* fixed bug on -un option
- How to compile?
* To compile single processor version of MC, just type "make"
* To compile single processor multiple thread version, add "-DMULTI_THREAD" to CFLAGS in Makefile, and remake everything
- How to use?
a> Single processor version: type "./mctester [options] [directory name]"
b> Options
You specify different options on the command line for single processor version, and you can specify the same options in the "mpimcconfig" file with 1 switch per line and its argument on the following line. The last line of the configuration file contains the directory name where the data to be processed is stored.
Here's a list of switches:
-l n --lower bound of percentages of files a word must appear in order to appear in the final matrix. Default to 0.0
-u n --upper bound of percentages of files a word must appear in order to appear in the final matrix. Default to 100.0
-ln n --lower bound of number of files a word must appear in order to appear in the final matrix. Default to 0.0
-un n --upper bound of number of files a word must appear in order to appear in the final matrix. Default to total number of input files
-s filename -- specify a stop word file
-t scalingtype -- specify the type of scaling needed. Scaling type is one of the following pattern:
tfn, where t -- the term frequency option, can be either t (term frequency) or l (log term frequency)
f -- the global frequency scaling factor, can be x (for no scaling), f (inverse global frequency scaling), e (for entropy), 1 (for 1-norm)
n -- the normalization scaling factor, can be x (for no normalization), n (normalization, or 1 (1 norm)
Sample scaling patterns could be: txx txn tfn tfx lxx lxn lfn lfx tx1 tf1 lx1 lf1 t1x t1n t11 l1x l1n l11 txxi txni tfni tfxi lxxi lxni lfni lfxi tx1i tf1i lx1i lf1i t1xi t1ni t11i l1xi l1ni l11i, where the i at the end of the pattern indicates that word normalization and document normalization should be performed independently.
-h --print out hash stat for evaluating hash function. DON'T use this option on large data set! It may cause slow performance, and more resource.
-v --do a verification after matrix is generated.
-V -- do a verification only. Assume a matrix has been generated, and resides in the same directory. All other options are ignored.

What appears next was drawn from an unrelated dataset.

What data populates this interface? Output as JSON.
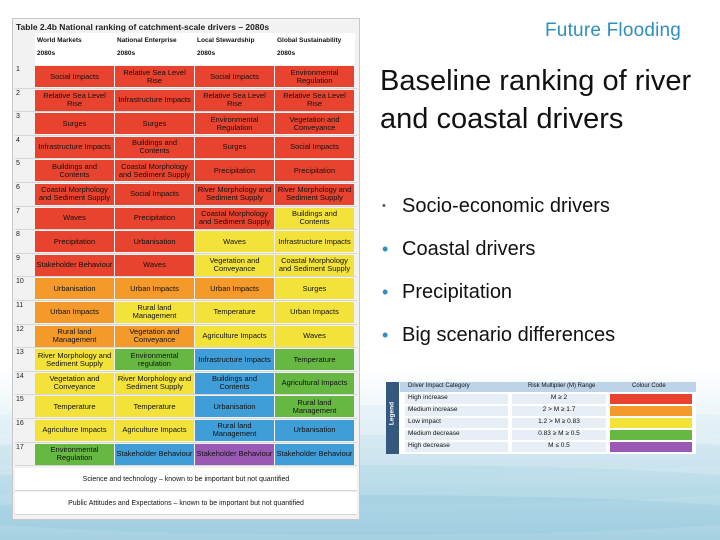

-m int -- specify the min word length requirement, any word whose length is less than the min length will be discarded
-M int -- specify the max word length requirement, any word whose length is greater than the max length will be discarded
-f regexp -- specifies the file name mask
-k filename -- specifies the keyword file
-i regexp -- include regexp as tokens
-x regexp -- exclude regexp as tokens
-p threadnum -- the number of processing threads
-w word parser type -- three possible choices SGML, HTML, and NORMAL. NORMAL is the default parser.
-d -- debug/verbose mode output
-o -- position information included in the output
d> Sample usages:
To process all the files in the ./mydataset directory and its subdirectories excluding any words listed in the "english.stop" stop word file, any words that occur in less than 2.5% of the files and any words that occur in more than 99.5% of the files, and use lxx scaling option, type the following command:
%> ./mctester -l 2.5 -u 99.5 -s english.stop -v -t lxx ./mydataset
The above command produces 7 output files:
mydataset_docs -- lists all the files that have been processed and their file id
mydataset_words -- lists all the words that are in those files, not in the stop word list and within the 2.5% and 99.5% boundary specified by the user.
mydataset_dim -- lists the dim of the output vector space model
mydataset_col_ccs -- all the columns in the CCS format
mydataset_row_ccs -- all the rows in the CCS format
mydataset_txx_nz -- all the non-zero elements of the output vector space model with no scaling(txx) in CCS format
mydataset_lxx_nz -- all the non-zero elements of the output vector space model with scaling(lxx) in CCS format. This file is only available when lxx scaling option is specified.